The Scale of the Opportunity

Broadcom management projects $60–$90 billion in annual AI semiconductor revenue by FY2027 from just three hyperscaler customers. The AI backlog now exceeds $73 billion. With Anthropic’s $11B order and a fifth undisclosed hyperscaler, the total addressable pipeline is significantly larger than these figures suggest.

The moat here is design-in stickiness. Each custom silicon engagement takes 2–3 years from initial architecture to volume production. Once a hyperscaler commits to Broadcom’s XPU platform, switching to a competitor (Marvell, for example) requires redesigning the chip, requalifying the manufacturing process, and rewriting the software stack — a process that takes years and costs billions. These are not transactional relationships; they are partnerships measured in decades.

IV. Broadcom’s AI Networking Dominance

Beyond custom silicon, Broadcom controls the other critical layer of the AI data infrastructure: Ethernet switching. Broadcom’s Tomahawk and Jericho switch silicon families power the vast majority of high-performance Ethernet switches deployed in hyperscale data centers. The company holds an estimated 80%+ share of the high-end Ethernet switching silicon market.

The Ethernet vs. InfiniBand Shift

In 2023, NVIDIA’s InfiniBand technology held over 80% of AI back-end networking deployments. InfiniBand offered lower latency and was tightly integrated with NVIDIA’s GPU ecosystem.

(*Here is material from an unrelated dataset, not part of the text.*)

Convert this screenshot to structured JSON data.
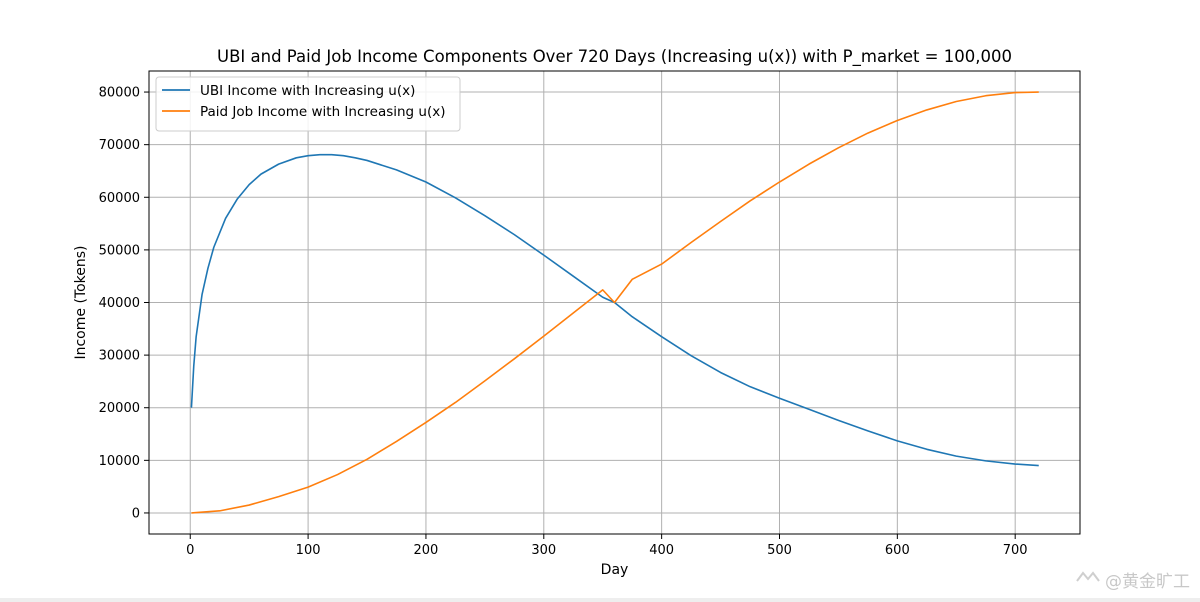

But the industry has undergone a dramatic shift. By 2025, Ethernet surpassed InfiniBand in new AI cluster deployments — a reversal driven by three factors:

First, Ethernet is an open standard that avoids vendor lock-in — a critical consideration for hyperscalers spending tens of billions annually on infrastructure. Second, the Ultra Ethernet Consortium (UEC) released UEC 1.0 in June 2025, a specification that reconstructs the Ethernet network stack to achieve InfiniBand-like latency performance. Third, Ethernet scales more cost-effectively in extremely large clusters (100,000+ accelerators), where InfiniBand’s centralized subnet management becomes a bottleneck.

This secular shift from InfiniBand to Ethernet is a structural tailwind for Broadcom. NVIDIA owns InfiniBand. Broadcom owns Ethernet switching silicon. As the market shifts, Broadcom’s addressable market expands dramatically.